35 Pa. Super. 392 | Pa. Super. Ct. | 1908
Opinion by
The defendant was indicted and convicted of committing a felonious assault on a child seven years of age. The trial was conducted without reversible error save that suggested in the second assignment; the record as to this is as follows: “Mamie Monago being duly produced and examined on behalf of the Commonwealth, testified as follows: Counsel for defendant objects to the child Mamie Monago testifying in this case owing to her extreme youth. By the Court: Objection overruled, and evidence admitted. Commonwealth have the right to put her on the witness stand, and let her tell her story, to which ruling the defendant excepted and bill sealed.” It is contended that the record does not affirmatively show that this child was not duly sworn and examined under her oath, but it is quite apparent, both from the record above quoted, and from the charge of the court, in explanation of it, to the jury, as follows: “Then the little girl was called. Now, she is of tender years, probably does not understand the nature of an oath, but she is entitled to go upon the stand, the jury are entitled to have her story, and the commonwealth are entitled to have her story;” that the statement from this child was then received from the witness stand without an oath having been administered to her. There is no warrant of law in this state for receiving the testimony of a witness in a criminal case in any other than under the forms prescribed by the common law. The child was aged seven years. No examination was made by the court or counsel touching her capacity as to intelligence, understanding or responsibility. By the common-law rule every person over the age of fourteen is presumed to have common discretion and understanding until the contrary appears, but under that age it is not so presumed, and therefore inquiry is made as to the degree of understanding which the child offered as a witness may possess. If he appears to have sufficient natural intelligence to distinguish between good and evil and to comprehend the nature and effect of an oath he may be examined on oath: 1 Greenleaf on Evidence, sec. 367. There is no conflict among the authorities as to the necessity of administering an oath, though there is some as to the question of age. Prima facie
At one time it was considered that an infant under the age of nine years could not be permitted to’ testify under any circumstances. And that between the age of nine and fourteen years it was within the discretion of the court to admit or not, as it should or should not be satisfied of the infant’s understanding and moral sense: Rex v. Dunnel, East’s P. C. 442. It was finally determined in Brazier’s Case, East’s P. C. 443, in consultation between all the judges, that a child of any age capable of distinguishing between good and evil might be examined on oath, and this is considered the established rule in civil and criminal cases: Roscoe’s Cr. Ev. 94; Simpson v. The State, 31 Ind. 90. The admissibility of children as witnesses depends not merely upon their possessing a competent degree of understanding, but also in part upon their having received such a degree of religious instruction as not to be ignorant of the nature of an oath, or of the consequences of falsehood: 1 Phillips on Evidence (4th Am. ed,), 11 and 12. If an infant appear on examination by the court to possess a sufficient sense of the wickedness and danger of false swearing he may be sworn, although of ever so tender an age. The credibility of the witness is to be judged of by the jury from the manner of the testimony
In all cases the test on which testimony is received in courts is the oath administered to the witness, and whatever its form may be, the oath is an appeal to God by the witness affirming that he will speak the truth on the witness stand. If the witness has no knowledge of God, or belief in his existence, and shows no sense of accountability to him for false testimony there is no guaranty of the truth of the testimony. The sense of accountability of the witness, if he be untruthful in giving his testimony, has been universally recognized' as the requisite of competency, and renders unnecessary any elaborate citation of authority: 1 Greenleaf on Evidence, 365, 367; Commonwealth v. Wilson, 186 Pa. 1.

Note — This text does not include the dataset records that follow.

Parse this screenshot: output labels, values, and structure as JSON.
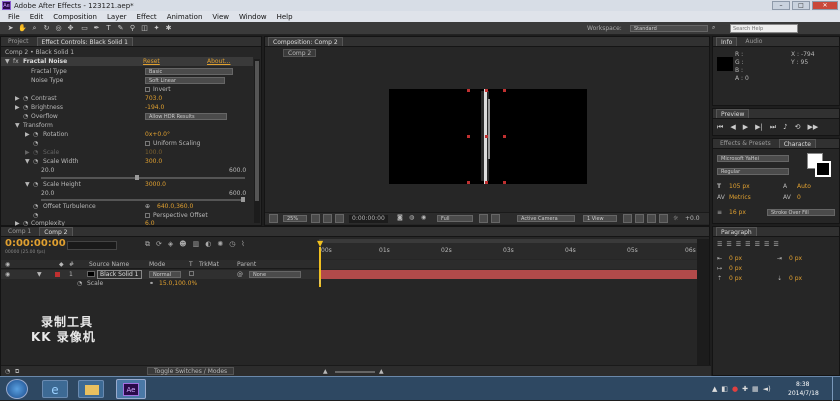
{
  "window": {
    "title": "Adobe After Effects - 123121.aep*",
    "app_icon": "Ae",
    "minimize": "–",
    "maximize": "□",
    "close": "✕"
  },
  "menu": [
    "File",
    "Edit",
    "Composition",
    "Layer",
    "Effect",
    "Animation",
    "View",
    "Window",
    "Help"
  ],
  "toolbar": {
    "workspace_label": "Workspace:",
    "workspace_value": "Standard",
    "search_placeholder": "Search Help"
  },
  "left_panel": {
    "tabs": [
      "Project",
      "Effect Controls: Black Solid 1"
    ],
    "breadcrumb": "Comp 2 • Black Solid 1",
    "effect": {
      "name": "Fractal Noise",
      "reset": "Reset",
      "about": "About...",
      "rows": [
        {
          "label": "Fractal Type",
          "value": "Basic"
        },
        {
          "label": "Noise Type",
          "value": "Soft Linear"
        },
        {
          "label": "",
          "value": "Invert"
        },
        {
          "label": "Contrast",
          "value": "703.0"
        },
        {
          "label": "Brightness",
          "value": "-194.0"
        },
        {
          "label": "Overflow",
          "value": "Allow HDR Results"
        },
        {
          "label": "Transform",
          "value": ""
        },
        {
          "label": "Rotation",
          "value": "0x+0.0°"
        },
        {
          "label": "",
          "value": "Uniform Scaling"
        },
        {
          "label": "Scale",
          "value": "100.0"
        },
        {
          "label": "Scale Width",
          "value": "300.0"
        },
        {
          "label": "Scale Height",
          "value": "3000.0"
        },
        {
          "label": "Offset Turbulence",
          "value": "640.0,360.0"
        },
        {
          "label": "",
          "value": "Perspective Offset"
        },
        {
          "label": "Complexity",
          "value": "6.0"
        }
      ],
      "slider_min": "20.0",
      "slider_max": "600.0"
    }
  },
  "viewer": {
    "tab": "Composition: Comp 2",
    "subtab": "Comp 2",
    "zoom": "25%",
    "timecode": "0:00:00:00",
    "resolution": "Full",
    "camera": "Active Camera",
    "views": "1 View",
    "exposure": "+0.0"
  },
  "right_panel": {
    "info_tabs": [
      "Info",
      "Audio"
    ],
    "info": {
      "r": "R :",
      "g": "G :",
      "b": "B :",
      "a": "A : 0",
      "x": "X : -794",
      "y": "Y : 95"
    },
    "preview_tab": "Preview",
    "char_tabs": [
      "Effects & Presets",
      "Characte"
    ],
    "font_name": "Microsoft YaHei",
    "font_style": "Regular",
    "font_size": "105 px",
    "leading": "Auto",
    "kerning": "Metrics",
    "tracking": "0",
    "stroke_size": "16 px",
    "stroke_mode": "Stroke Over Fill",
    "paragraph_tab": "Paragraph",
    "indent_values": [
      "0 px",
      "0 px",
      "0 px",
      "0 px",
      "0 px"
    ]
  },
  "timeline": {
    "tabs": [
      "Comp 1",
      "Comp 2"
    ],
    "timecode": "0:00:00:00",
    "frame_info": "00000 (25.00 fps)",
    "columns": {
      "source": "Source Name",
      "mode": "Mode",
      "t": "T",
      "trkmat": "TrkMat",
      "parent": "Parent"
    },
    "layer": {
      "index": "1",
      "name": "Black Solid 1",
      "mode": "Normal",
      "parent": "None"
    },
    "property": {
      "name": "Scale",
      "value": "15.0,100.0%"
    },
    "ruler": [
      "00s",
      "01s",
      "02s",
      "03s",
      "04s",
      "05s",
      "06s"
    ],
    "toggle_label": "Toggle Switches / Modes"
  },
  "watermark": {
    "line1": "录制工具",
    "line2": "KK 录像机"
  },
  "taskbar": {
    "time": "8:38",
    "date": "2014/7/18",
    "app": "Ae"
  }
}
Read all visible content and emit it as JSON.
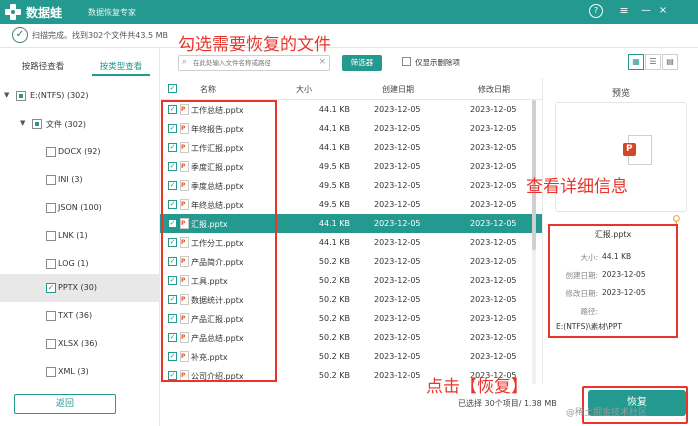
{
  "app": {
    "name": "数据蛙",
    "subtitle": "数据恢复专家",
    "controls": {
      "help": "?",
      "menu": "≡",
      "minimize": "—",
      "close": "×"
    }
  },
  "status": {
    "text": "扫描完成。找到302个文件共43.5 MB"
  },
  "annotations": {
    "select_files": "勾选需要恢复的文件",
    "view_details": "查看详细信息",
    "click_recover": "点击【恢复】"
  },
  "sidebar": {
    "tabs": [
      "按路径查看",
      "按类型查看"
    ],
    "tree": [
      {
        "label": "E:(NTFS) (302)"
      },
      {
        "label": "文件 (302)"
      },
      {
        "label": "DOCX (92)"
      },
      {
        "label": "INI (3)"
      },
      {
        "label": "JSON (100)"
      },
      {
        "label": "LNK (1)"
      },
      {
        "label": "LOG (1)"
      },
      {
        "label": "PPTX (30)"
      },
      {
        "label": "TXT (36)"
      },
      {
        "label": "XLSX (36)"
      },
      {
        "label": "XML (3)"
      }
    ],
    "back_label": "返回"
  },
  "toolbar": {
    "search_placeholder": "在此处输入文件名称或路径",
    "filter_label": "筛选器",
    "only_deleted_label": "仅显示删除项"
  },
  "table": {
    "columns": [
      "名称",
      "大小",
      "创建日期",
      "修改日期"
    ],
    "rows": [
      {
        "name": "工作总结.pptx",
        "size": "44.1 KB",
        "created": "2023-12-05",
        "modified": "2023-12-05"
      },
      {
        "name": "年终报告.pptx",
        "size": "44.1 KB",
        "created": "2023-12-05",
        "modified": "2023-12-05"
      },
      {
        "name": "工作汇报.pptx",
        "size": "44.1 KB",
        "created": "2023-12-05",
        "modified": "2023-12-05"
      },
      {
        "name": "季度汇报.pptx",
        "size": "49.5 KB",
        "created": "2023-12-05",
        "modified": "2023-12-05"
      },
      {
        "name": "季度总结.pptx",
        "size": "49.5 KB",
        "created": "2023-12-05",
        "modified": "2023-12-05"
      },
      {
        "name": "年终总结.pptx",
        "size": "49.5 KB",
        "created": "2023-12-05",
        "modified": "2023-12-05"
      },
      {
        "name": "汇报.pptx",
        "size": "44.1 KB",
        "created": "2023-12-05",
        "modified": "2023-12-05"
      },
      {
        "name": "工作分工.pptx",
        "size": "44.1 KB",
        "created": "2023-12-05",
        "modified": "2023-12-05"
      },
      {
        "name": "产品简介.pptx",
        "size": "50.2 KB",
        "created": "2023-12-05",
        "modified": "2023-12-05"
      },
      {
        "name": "工具.pptx",
        "size": "50.2 KB",
        "created": "2023-12-05",
        "modified": "2023-12-05"
      },
      {
        "name": "数据统计.pptx",
        "size": "50.2 KB",
        "created": "2023-12-05",
        "modified": "2023-12-05"
      },
      {
        "name": "产品汇报.pptx",
        "size": "50.2 KB",
        "created": "2023-12-05",
        "modified": "2023-12-05"
      },
      {
        "name": "产品总结.pptx",
        "size": "50.2 KB",
        "created": "2023-12-05",
        "modified": "2023-12-05"
      },
      {
        "name": "补充.pptx",
        "size": "50.2 KB",
        "created": "2023-12-05",
        "modified": "2023-12-05"
      },
      {
        "name": "公司介绍.pptx",
        "size": "50.2 KB",
        "created": "2023-12-05",
        "modified": "2023-12-05"
      }
    ]
  },
  "preview": {
    "title": "预览",
    "file_name": "汇报.pptx",
    "details": [
      {
        "key": "大小:",
        "value": "44.1 KB"
      },
      {
        "key": "创建日期:",
        "value": "2023-12-05"
      },
      {
        "key": "修改日期:",
        "value": "2023-12-05"
      },
      {
        "key": "路径:",
        "value": ""
      }
    ],
    "path": "E:(NTFS)\\素材\\PPT"
  },
  "footer": {
    "selection_info": "已选择 30个项目/ 1.38 MB",
    "recover_label": "恢复",
    "watermark": "@稀土掘金技术社区"
  },
  "colors": {
    "accent": "#23998f",
    "annotation": "#e8342a"
  }
}
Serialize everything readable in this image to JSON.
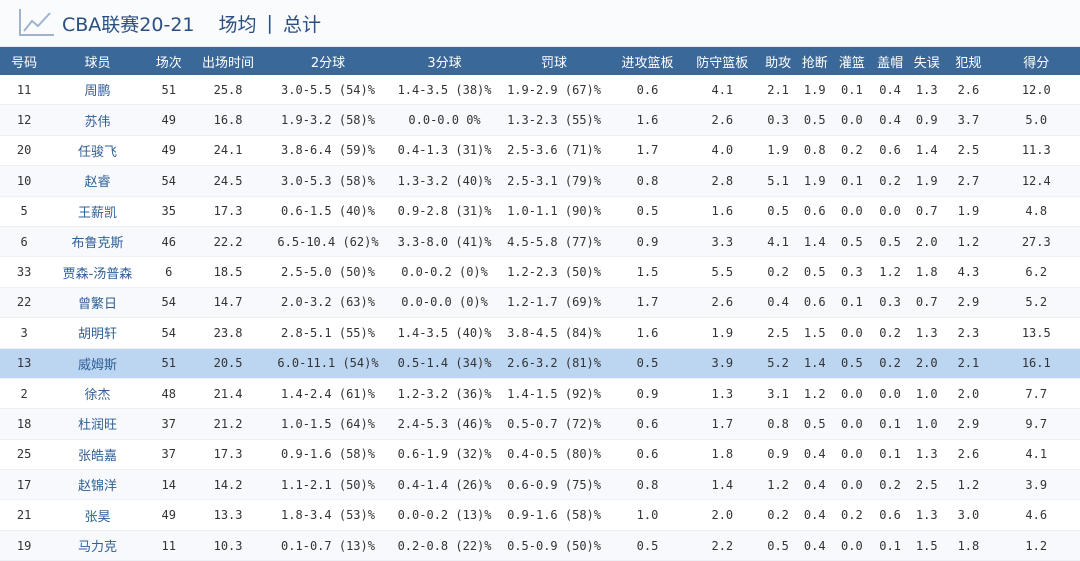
{
  "header": {
    "title": "CBA联赛20-21",
    "tabs": [
      "场均",
      "总计"
    ],
    "separator": "|",
    "active_tab": 0
  },
  "colors": {
    "header_bg": "#3a6898",
    "highlight_row": "#bcd6f2",
    "link": "#2f5f96"
  },
  "table": {
    "columns": [
      "号码",
      "球员",
      "场次",
      "出场时间",
      "2分球",
      "3分球",
      "罚球",
      "进攻篮板",
      "防守篮板",
      "助攻",
      "抢断",
      "灌篮",
      "盖帽",
      "失误",
      "犯规",
      "得分"
    ],
    "highlight_index": 9,
    "rows": [
      [
        "11",
        "周鹏",
        "51",
        "25.8",
        "3.0-5.5 (54)%",
        "1.4-3.5 (38)%",
        "1.9-2.9 (67)%",
        "0.6",
        "4.1",
        "2.1",
        "1.9",
        "0.1",
        "0.4",
        "1.3",
        "2.6",
        "12.0"
      ],
      [
        "12",
        "苏伟",
        "49",
        "16.8",
        "1.9-3.2 (58)%",
        "0.0-0.0 0%",
        "1.3-2.3 (55)%",
        "1.6",
        "2.6",
        "0.3",
        "0.5",
        "0.0",
        "0.4",
        "0.9",
        "3.7",
        "5.0"
      ],
      [
        "20",
        "任骏飞",
        "49",
        "24.1",
        "3.8-6.4 (59)%",
        "0.4-1.3 (31)%",
        "2.5-3.6 (71)%",
        "1.7",
        "4.0",
        "1.9",
        "0.8",
        "0.2",
        "0.6",
        "1.4",
        "2.5",
        "11.3"
      ],
      [
        "10",
        "赵睿",
        "54",
        "24.5",
        "3.0-5.3 (58)%",
        "1.3-3.2 (40)%",
        "2.5-3.1 (79)%",
        "0.8",
        "2.8",
        "5.1",
        "1.9",
        "0.1",
        "0.2",
        "1.9",
        "2.7",
        "12.4"
      ],
      [
        "5",
        "王薪凯",
        "35",
        "17.3",
        "0.6-1.5 (40)%",
        "0.9-2.8 (31)%",
        "1.0-1.1 (90)%",
        "0.5",
        "1.6",
        "0.5",
        "0.6",
        "0.0",
        "0.0",
        "0.7",
        "1.9",
        "4.8"
      ],
      [
        "6",
        "布鲁克斯",
        "46",
        "22.2",
        "6.5-10.4 (62)%",
        "3.3-8.0 (41)%",
        "4.5-5.8 (77)%",
        "0.9",
        "3.3",
        "4.1",
        "1.4",
        "0.5",
        "0.5",
        "2.0",
        "1.2",
        "27.3"
      ],
      [
        "33",
        "贾森-汤普森",
        "6",
        "18.5",
        "2.5-5.0 (50)%",
        "0.0-0.2 (0)%",
        "1.2-2.3 (50)%",
        "1.5",
        "5.5",
        "0.2",
        "0.5",
        "0.3",
        "1.2",
        "1.8",
        "4.3",
        "6.2"
      ],
      [
        "22",
        "曾繁日",
        "54",
        "14.7",
        "2.0-3.2 (63)%",
        "0.0-0.0 (0)%",
        "1.2-1.7 (69)%",
        "1.7",
        "2.6",
        "0.4",
        "0.6",
        "0.1",
        "0.3",
        "0.7",
        "2.9",
        "5.2"
      ],
      [
        "3",
        "胡明轩",
        "54",
        "23.8",
        "2.8-5.1 (55)%",
        "1.4-3.5 (40)%",
        "3.8-4.5 (84)%",
        "1.6",
        "1.9",
        "2.5",
        "1.5",
        "0.0",
        "0.2",
        "1.3",
        "2.3",
        "13.5"
      ],
      [
        "13",
        "威姆斯",
        "51",
        "20.5",
        "6.0-11.1 (54)%",
        "0.5-1.4 (34)%",
        "2.6-3.2 (81)%",
        "0.5",
        "3.9",
        "5.2",
        "1.4",
        "0.5",
        "0.2",
        "2.0",
        "2.1",
        "16.1"
      ],
      [
        "2",
        "徐杰",
        "48",
        "21.4",
        "1.4-2.4 (61)%",
        "1.2-3.2 (36)%",
        "1.4-1.5 (92)%",
        "0.9",
        "1.3",
        "3.1",
        "1.2",
        "0.0",
        "0.0",
        "1.0",
        "2.0",
        "7.7"
      ],
      [
        "18",
        "杜润旺",
        "37",
        "21.2",
        "1.0-1.5 (64)%",
        "2.4-5.3 (46)%",
        "0.5-0.7 (72)%",
        "0.6",
        "1.7",
        "0.8",
        "0.5",
        "0.0",
        "0.1",
        "1.0",
        "2.9",
        "9.7"
      ],
      [
        "25",
        "张皓嘉",
        "37",
        "17.3",
        "0.9-1.6 (58)%",
        "0.6-1.9 (32)%",
        "0.4-0.5 (80)%",
        "0.6",
        "1.8",
        "0.9",
        "0.4",
        "0.0",
        "0.1",
        "1.3",
        "2.6",
        "4.1"
      ],
      [
        "17",
        "赵锦洋",
        "14",
        "14.2",
        "1.1-2.1 (50)%",
        "0.4-1.4 (26)%",
        "0.6-0.9 (75)%",
        "0.8",
        "1.4",
        "1.2",
        "0.4",
        "0.0",
        "0.2",
        "2.5",
        "1.2",
        "3.9"
      ],
      [
        "21",
        "张昊",
        "49",
        "13.3",
        "1.8-3.4 (53)%",
        "0.0-0.2 (13)%",
        "0.9-1.6 (58)%",
        "1.0",
        "2.0",
        "0.2",
        "0.4",
        "0.2",
        "0.6",
        "1.3",
        "3.0",
        "4.6"
      ],
      [
        "19",
        "马力克",
        "11",
        "10.3",
        "0.1-0.7 (13)%",
        "0.2-0.8 (22)%",
        "0.5-0.9 (50)%",
        "0.5",
        "2.2",
        "0.5",
        "0.4",
        "0.0",
        "0.1",
        "1.5",
        "1.8",
        "1.2"
      ]
    ]
  }
}
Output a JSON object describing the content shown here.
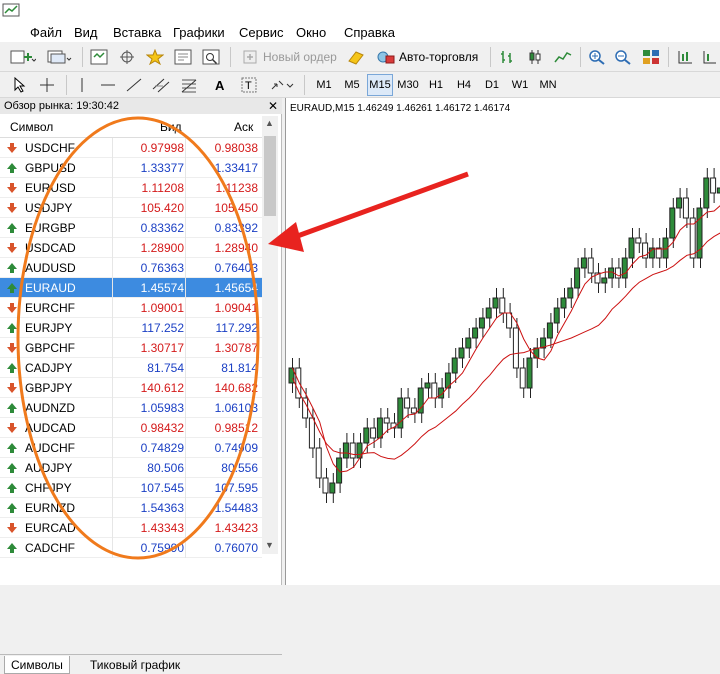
{
  "menu": [
    "Файл",
    "Вид",
    "Вставка",
    "Графики",
    "Сервис",
    "Окно",
    "Справка"
  ],
  "toolbar": {
    "new_order": "Новый ордер",
    "auto_trading": "Авто-торговля",
    "timeframes": [
      "M1",
      "M5",
      "M15",
      "M30",
      "H1",
      "H4",
      "D1",
      "W1",
      "MN"
    ],
    "active_timeframe": "M15"
  },
  "market_watch": {
    "title": "Обзор рынка: 19:30:42",
    "columns": {
      "symbol": "Символ",
      "bid": "Бид",
      "ask": "Аск"
    },
    "rows": [
      {
        "symbol": "USDCHF",
        "bid": "0.97998",
        "ask": "0.98038",
        "dir": "down"
      },
      {
        "symbol": "GBPUSD",
        "bid": "1.33377",
        "ask": "1.33417",
        "dir": "up"
      },
      {
        "symbol": "EURUSD",
        "bid": "1.11208",
        "ask": "1.11238",
        "dir": "down"
      },
      {
        "symbol": "USDJPY",
        "bid": "105.420",
        "ask": "105.450",
        "dir": "down"
      },
      {
        "symbol": "EURGBP",
        "bid": "0.83362",
        "ask": "0.83392",
        "dir": "up"
      },
      {
        "symbol": "USDCAD",
        "bid": "1.28900",
        "ask": "1.28940",
        "dir": "down"
      },
      {
        "symbol": "AUDUSD",
        "bid": "0.76363",
        "ask": "0.76403",
        "dir": "up"
      },
      {
        "symbol": "EURAUD",
        "bid": "1.45574",
        "ask": "1.45654",
        "dir": "up",
        "selected": true
      },
      {
        "symbol": "EURCHF",
        "bid": "1.09001",
        "ask": "1.09041",
        "dir": "down"
      },
      {
        "symbol": "EURJPY",
        "bid": "117.252",
        "ask": "117.292",
        "dir": "up"
      },
      {
        "symbol": "GBPCHF",
        "bid": "1.30717",
        "ask": "1.30787",
        "dir": "down"
      },
      {
        "symbol": "CADJPY",
        "bid": "81.754",
        "ask": "81.814",
        "dir": "up"
      },
      {
        "symbol": "GBPJPY",
        "bid": "140.612",
        "ask": "140.682",
        "dir": "down"
      },
      {
        "symbol": "AUDNZD",
        "bid": "1.05983",
        "ask": "1.06103",
        "dir": "up"
      },
      {
        "symbol": "AUDCAD",
        "bid": "0.98432",
        "ask": "0.98512",
        "dir": "down"
      },
      {
        "symbol": "AUDCHF",
        "bid": "0.74829",
        "ask": "0.74909",
        "dir": "up"
      },
      {
        "symbol": "AUDJPY",
        "bid": "80.506",
        "ask": "80.556",
        "dir": "up"
      },
      {
        "symbol": "CHFJPY",
        "bid": "107.545",
        "ask": "107.595",
        "dir": "up"
      },
      {
        "symbol": "EURNZD",
        "bid": "1.54363",
        "ask": "1.54483",
        "dir": "up"
      },
      {
        "symbol": "EURCAD",
        "bid": "1.43343",
        "ask": "1.43423",
        "dir": "down"
      },
      {
        "symbol": "CADCHF",
        "bid": "0.75990",
        "ask": "0.76070",
        "dir": "up"
      }
    ],
    "tabs": [
      "Символы",
      "Тиковый график"
    ]
  },
  "chart": {
    "title": "EURAUD,M15  1.46249 1.46261 1.46172 1.46174"
  },
  "colors": {
    "up": "#1a3fc4",
    "down": "#d41a1a",
    "bull": "#2e8b3a",
    "bear": "#222222",
    "ma": "#cc1111",
    "annotation_ellipse": "#f07a1c",
    "annotation_arrow": "#e8231f"
  }
}
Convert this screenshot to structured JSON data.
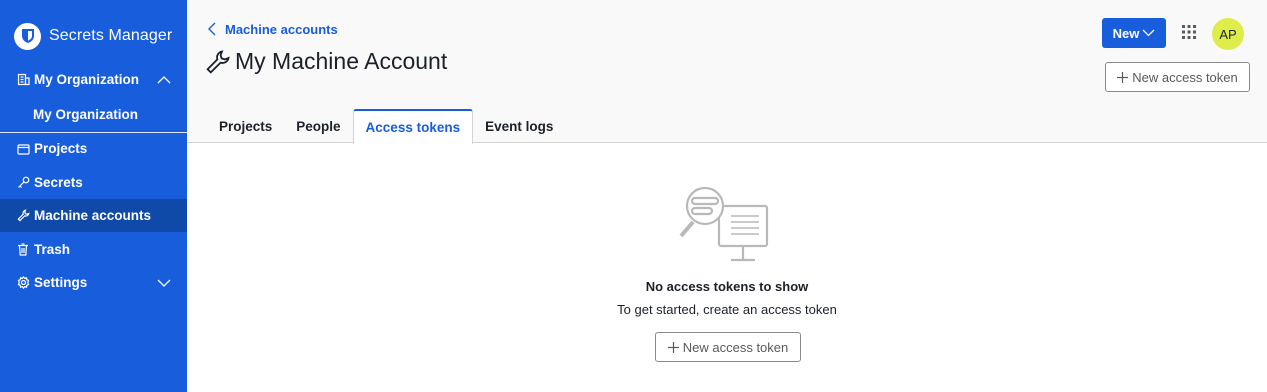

In the case before us it is apparent that the child was but seven years of age, that she was not sworn, that no examination was made by the trial judge in order to qualify her as a witness under oath, that she was permitted to make her statement to the jury, and that on this statement alone could the jury have returned their verdict of guilty. This assignment of error is sustained, and the record is remitted to the court below for a new trial.